However, Google announced a policy two years ago stipulating that it would refuse advertisements that make “questionable and dangerous claims”, in particular in health and on the elections. The analysis carried out by the journalists brings two downsides to this policy: on the one hand, these advertisements are more likely to circumvent the policy if they appear “in languages other than English”. On the other hand, these advertisements appear on sites which, themselves, explicitly publish false information on health, or on the elections. We give the example of disinformation sites on the elections in Brazil, which spread the idea that a defeat of Bolsonaro would mean that the elections were rigged.
The analysis focused on 13,000 “active” pages in half a dozen languages. Out of some 800 articles identified as false by members of the international fact-checking media consortium (International Fact-Checking Network), the scan found Google ads (Google Ads) in 41% of them. As well as in 20% of articles on climate change identified as false by the English-speaking site ScienceFeedback. An example is given of an advertisement by the American Red Cross that ended up on a far-right German article from May 2021 proclaiming that COVID is no more dangerous than the flu. And an article from Epoch Times proclaiming that the Sun is responsible for global warming, has been entitled to several Google advertisements.
The analysis also found some on more innocuous fake news, such as the chemtrail conspiracy theory.

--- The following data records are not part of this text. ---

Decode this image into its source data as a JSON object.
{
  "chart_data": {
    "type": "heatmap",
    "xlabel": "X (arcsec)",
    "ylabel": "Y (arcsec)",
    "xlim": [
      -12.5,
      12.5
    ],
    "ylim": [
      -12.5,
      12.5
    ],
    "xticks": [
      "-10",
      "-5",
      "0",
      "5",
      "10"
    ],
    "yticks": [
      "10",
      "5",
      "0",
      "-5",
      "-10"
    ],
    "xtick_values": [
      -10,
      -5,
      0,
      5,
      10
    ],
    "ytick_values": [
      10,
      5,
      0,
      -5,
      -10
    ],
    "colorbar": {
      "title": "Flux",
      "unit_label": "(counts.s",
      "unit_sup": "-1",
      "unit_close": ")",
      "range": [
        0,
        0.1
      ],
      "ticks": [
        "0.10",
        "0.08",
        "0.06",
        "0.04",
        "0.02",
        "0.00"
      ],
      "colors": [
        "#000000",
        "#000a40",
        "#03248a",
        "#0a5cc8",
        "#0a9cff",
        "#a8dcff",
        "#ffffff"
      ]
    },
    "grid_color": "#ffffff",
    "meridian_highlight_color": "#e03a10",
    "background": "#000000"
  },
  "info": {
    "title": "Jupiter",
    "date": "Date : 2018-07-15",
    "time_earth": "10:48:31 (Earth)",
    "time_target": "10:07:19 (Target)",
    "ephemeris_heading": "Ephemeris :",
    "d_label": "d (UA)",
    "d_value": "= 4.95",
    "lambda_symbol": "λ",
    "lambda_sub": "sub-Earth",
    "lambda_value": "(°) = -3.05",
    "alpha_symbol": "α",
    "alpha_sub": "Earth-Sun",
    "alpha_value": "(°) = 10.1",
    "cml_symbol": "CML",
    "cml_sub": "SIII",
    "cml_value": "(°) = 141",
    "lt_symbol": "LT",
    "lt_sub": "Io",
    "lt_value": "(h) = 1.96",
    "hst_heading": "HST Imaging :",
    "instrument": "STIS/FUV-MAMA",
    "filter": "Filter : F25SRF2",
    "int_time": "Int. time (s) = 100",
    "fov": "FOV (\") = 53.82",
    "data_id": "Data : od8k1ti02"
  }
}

Reacting to the article, the Google spokesperson pointed out that in 2021 alone, the company had removed advertisements from 63,000 sites around the world, without commenting on the quality of the “monitoring” in- outside the English-speaking world — or on the number of people employed in this task.
Google would also have placed advertisements on 13% of English-speaking sites qualified as “unreliable” by the organization. NewsGuard, but on 30-90% of non-English speaking sites often pointed out by local fact-checking bodies. The proportion varies considerably from one region of the world to another: more than half of the 68 English-speaking sites singled out by the fact-checking site AfricaCheck since 2019, have had such ads, compared to two-thirds of the 45 French-speaking sites.
The motivation behind this research, underlines the team of the investigative magazine Pro Publica, is that much of the criticism of the dissemination of misinformation in recent years has rightly targeted platforms like Facebook or YouTube, but that “Google hasn’t faced the same attention”. Despite the fact that the company manages an annual advertising budget of over US$200 billion.
In 2019, an analysis called the Global Disinformation Index had estimated at $ 250 million per year the income of disinformation sites, 40% of which comes from Google. NewsGuard estimated in 2021 these revenues at $2.6 billion, but did not assess the share coming from Google.